Zero trust is a holistic approach to security that addresses threats and changes in how businesses work. It’s a model and a philosophy for organizations on how to think about and how to do security. The model guides you to treat all devices as if they were internet-facing and, instead of having one single perimeter, you must create many micro perimeters (or microsegments), applying checks and controls around everything and between everything. Some of the benefits of adopting a zero trust model are
Control of the entire IT estate
From inside the office all the way to the cloud platforms you use. No more lack of control outside the corporate perimeter or struggles with remote users.
Manage and secure all users in the same way
By no longer seeing things as inside or outside the corporate perimeter, you can treat all users in the same way. This both simplifies IT security while also ensuring all devices and users are treated equally.
Maintain security even when you don’t own/have full control over the infrastructure in use By using identity, location, device health, MFA, and overlaying monitoring and analysis, you’re still able to have strong security across any kind of environment, platform, or service.
Drastically reduce the movement of malware or attackers
Rather than having free rein of the entire network once they’re inside, attackers only have access to the bare minimum of systems the compromised user had access to. By continuing to distrust the authenticated user, checks will be in place between those systems, further limiting the ability to spread.
From a disease control perspective, social distancing and a complete lockdown is a concept that is extremely useful, when it’s well-implemented.
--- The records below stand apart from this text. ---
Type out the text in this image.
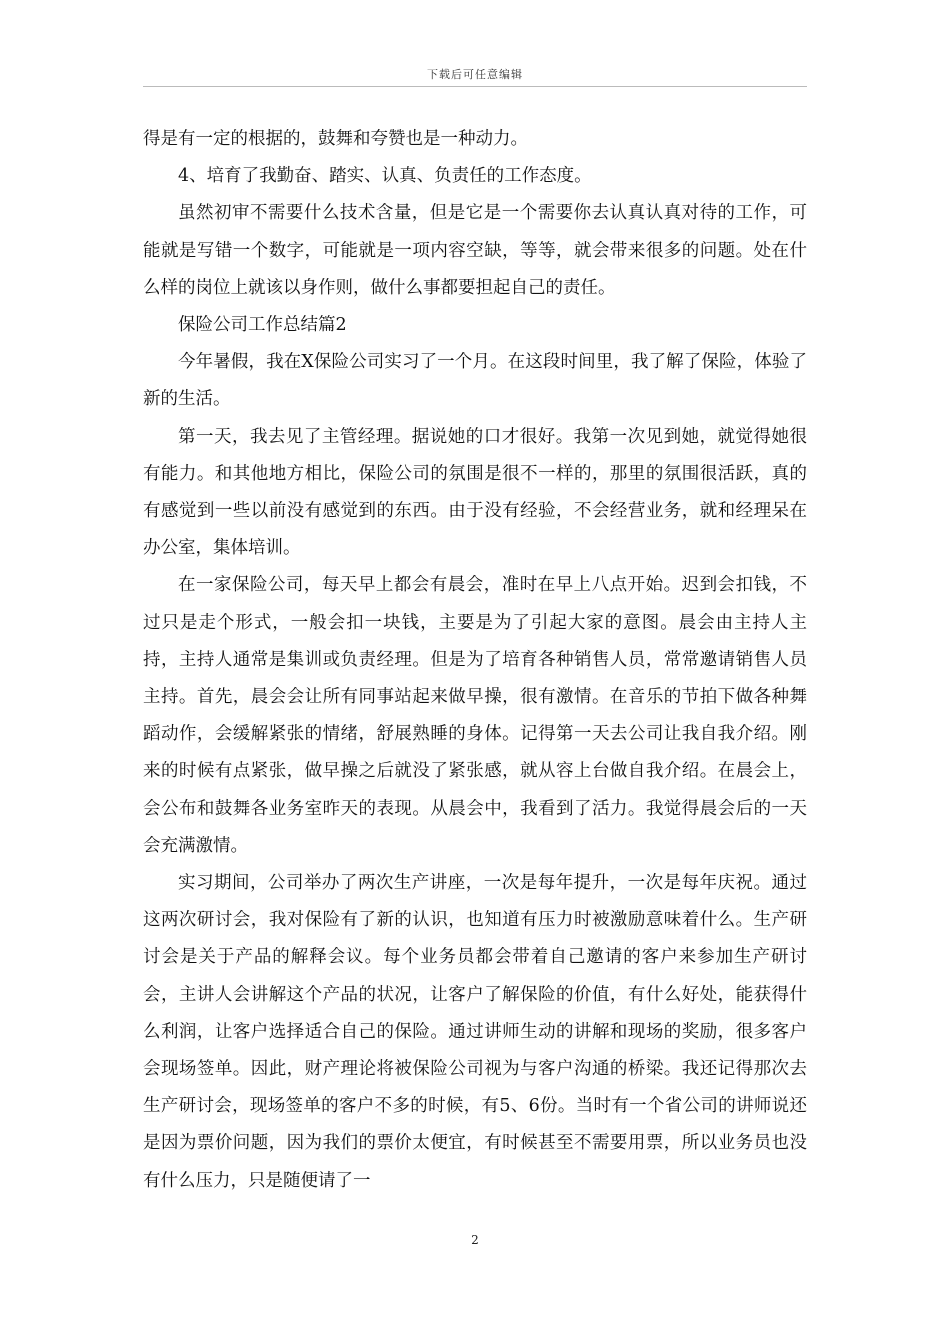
下载后可任意编辑

得是有一定的根据的，鼓舞和夸赞也是一种动力。

4、培育了我勤奋、踏实、认真、负责任的工作态度。

虽然初审不需要什么技术含量，但是它是一个需要你去认真认真对待的工作，可能就是写错一个数字，可能就是一项内容空缺，等等，就会带来很多的问题。处在什么样的岗位上就该以身作则，做什么事都要担起自己的责任。

保险公司工作总结篇2

今年暑假，我在X保险公司实习了一个月。在这段时间里，我了解了保险，体验了新的生活。

第一天，我去见了主管经理。据说她的口才很好。我第一次见到她，就觉得她很有能力。和其他地方相比，保险公司的氛围是很不一样的，那里的氛围很活跃，真的有感觉到一些以前没有感觉到的东西。由于没有经验，不会经营业务，就和经理呆在办公室，集体培训。

在一家保险公司，每天早上都会有晨会，准时在早上八点开始。迟到会扣钱，不过只是走个形式，一般会扣一块钱，主要是为了引起大家的意图。晨会由主持人主持，主持人通常是集训或负责经理。但是为了培育各种销售人员，常常邀请销售人员主持。首先，晨会会让所有同事站起来做早操，很有激情。在音乐的节拍下做各种舞蹈动作，会缓解紧张的情绪，舒展熟睡的身体。记得第一天去公司让我自我介绍。刚来的时候有点紧张，做早操之后就没了紧张感，就从容上台做自我介绍。在晨会上，会公布和鼓舞各业务室昨天的表现。从晨会中，我看到了活力。我觉得晨会后的一天会充满激情。

实习期间，公司举办了两次生产讲座，一次是每年提升，一次是每年庆祝。通过这两次研讨会，我对保险有了新的认识，也知道有压力时被激励意味着什么。生产研讨会是关于产品的解释会议。每个业务员都会带着自己邀请的客户来参加生产研讨会，主讲人会讲解这个产品的状况，让客户了解保险的价值，有什么好处，能获得什么利润，让客户选择适合自己的保险。通过讲师生动的讲解和现场的奖励，很多客户会现场签单。因此，财产理论将被保险公司视为与客户沟通的桥梁。我还记得那次去生产研讨会，现场签单的客户不多的时候，有5、6份。当时有一个省公司的讲师说还是因为票价问题，因为我们的票价太便宜，有时候甚至不需要用票，所以业务员也没有什么压力，只是随便请了一

2
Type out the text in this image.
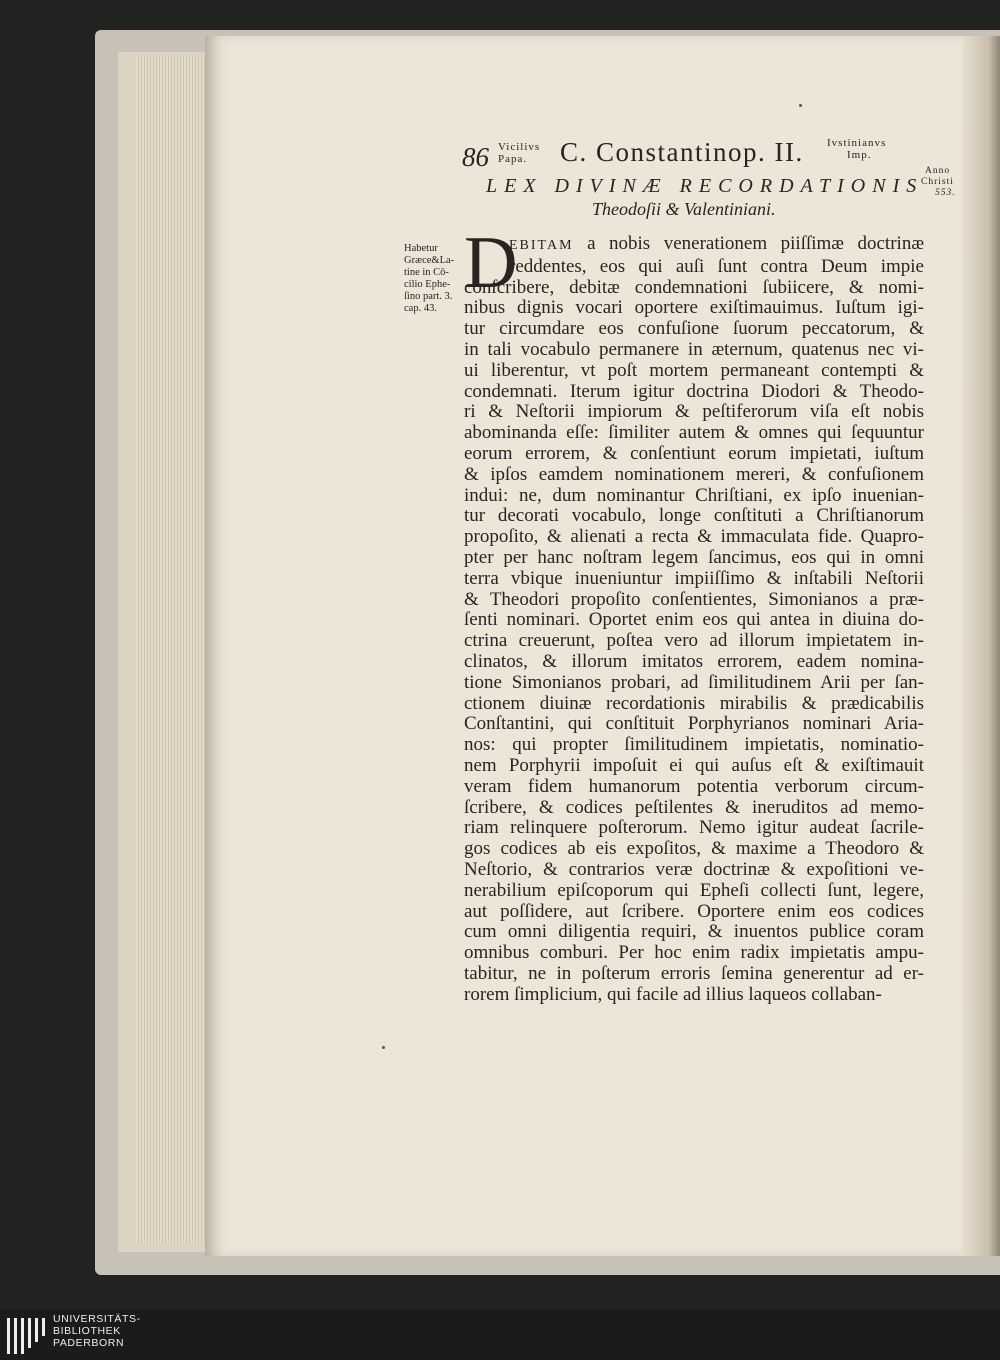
86 Vicilivs
Papa.	C. Constantinop. II. Ivstinianvs
Imp.
Anno
Christi
553.
LEX DIVINÆ RECORDATIONIS
Theodoſii & Valentiniani.
Habetur
Græce&La-
tine in Cō-
cilio Ephe-
ſino part. 3.
cap. 43.
D
EBITAM a nobis venerationem piiſſimæ doctrinæ
reddentes, eos qui auſi ſunt contra Deum impie
conſcribere, debitæ condemnationi ſubiicere, & nomi-
nibus dignis vocari oportere exiſtimauimus. Iuſtum igi-
tur circumdare eos confuſione ſuorum peccatorum, &
in tali vocabulo permanere in æternum, quatenus nec vi-
ui liberentur, vt poſt mortem permaneant contempti &
condemnati. Iterum igitur doctrina Diodori & Theodo-
ri & Neſtorii impiorum & peſtiferorum viſa eſt nobis
abominanda eſſe: ſimiliter autem & omnes qui ſequuntur
eorum errorem, & conſentiunt eorum impietati, iuſtum
& ipſos eamdem nominationem mereri, & confuſionem
indui: ne, dum nominantur Chriſtiani, ex ipſo inuenian-
tur decorati vocabulo, longe conſtituti a Chriſtianorum
propoſito, & alienati a recta & immaculata fide. Quapro-
pter per hanc noſtram legem ſancimus, eos qui in omni
terra vbique inueniuntur impiiſſimo & inſtabili Neſtorii
& Theodori propoſito conſentientes, Simonianos a præ-
ſenti nominari. Oportet enim eos qui antea in diuina do-
ctrina creuerunt, poſtea vero ad illorum impietatem in-
clinatos, & illorum imitatos errorem, eadem nomina-
tione Simonianos probari, ad ſimilitudinem Arii per ſan-
ctionem diuinæ recordationis mirabilis & prædicabilis
Conſtantini, qui conſtituit Porphyrianos nominari Aria-
nos: qui propter ſimilitudinem impietatis, nominatio-
nem Porphyrii impoſuit ei qui auſus eſt & exiſtimauit
veram fidem humanorum potentia verborum circum-
ſcribere, & codices peſtilentes & ineruditos ad memo-
riam relinquere poſterorum. Nemo igitur audeat ſacrile-
gos codices ab eis expoſitos, & maxime a Theodoro &
Neſtorio, & contrarios veræ doctrinæ & expoſitioni ve-
nerabilium epiſcoporum qui Epheſi collecti ſunt, legere,
aut poſſidere, aut ſcribere. Oportere enim eos codices
cum omni diligentia requiri, & inuentos publice coram
omnibus comburi. Per hoc enim radix impietatis ampu-
tabitur, ne in poſterum erroris ſemina generentur ad er-
rorem ſimplicium, qui facile ad illius laqueos collaban-
UNIVERSITÄTS-
BIBLIOTHEK
PADERBORN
It’s the same with zero trust in the cyber security world. Currently cybersecurity experts suggest trust nothing. Ever. For when you trust nothing, you are forced to seek relevant security measures wherever there is a risk. Verify everything. Do not assume that passing a check naturally affords trust. Having credentials doesn’t mean you are trustable. It just means you have credentials. And credentials can be stolen. Zero trust is the ultimate security model that will protect organizations from all kinds of cyber threats and assist in business continuity during the pandemic.
It takes a lot of technologies to secure all the resources and assets you’ll have on a network. A zero trust technology stack needs to address two major areas – the management of zero trust, and the security and control of your various resources and assets.
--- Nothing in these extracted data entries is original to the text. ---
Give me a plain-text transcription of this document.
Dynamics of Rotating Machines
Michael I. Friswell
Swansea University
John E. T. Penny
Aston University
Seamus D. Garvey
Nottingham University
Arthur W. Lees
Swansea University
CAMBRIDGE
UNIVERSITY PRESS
Management is broken into three sub-areas:
• Automation and orchestration – for defining dynamic policies, coordinating all the different technologies, and putting everything into place
• Visibility and analytics – for maintaining oversight of the network and ensuring everything is working as well as identify threats and breaches if or when they occur
• APIs – for integrating your various technologies together, getting data out of one system and into another
Resources and assets are broken down into five sub-areas:
• People – the users, admins, etc. who work for or with your business
• Data – the lifeblood of all organizations and perhaps the most important asset to secure
• Devices – the servers, laptops, virtual machines, etc. you use to conduct your business
• Workloads – the services and apps you use to process data, perform calculations, generate reports, etc Networks – the communication channels over which data flows, web, email, Wi-Fi, the internet, and so on
As it stands, Zero trust - is the future of the cybersecurity space. Currently very few organizations are able to readily embrace it. However, as security perimeters continually erode, the need for adoption will become increasingly prevalent. Cybercriminals are only getting more innovative and defences are struggling to keep up with this. The zero trust model represents a way to truly minimize threats all the while setting new standards in cybersecurity protocol.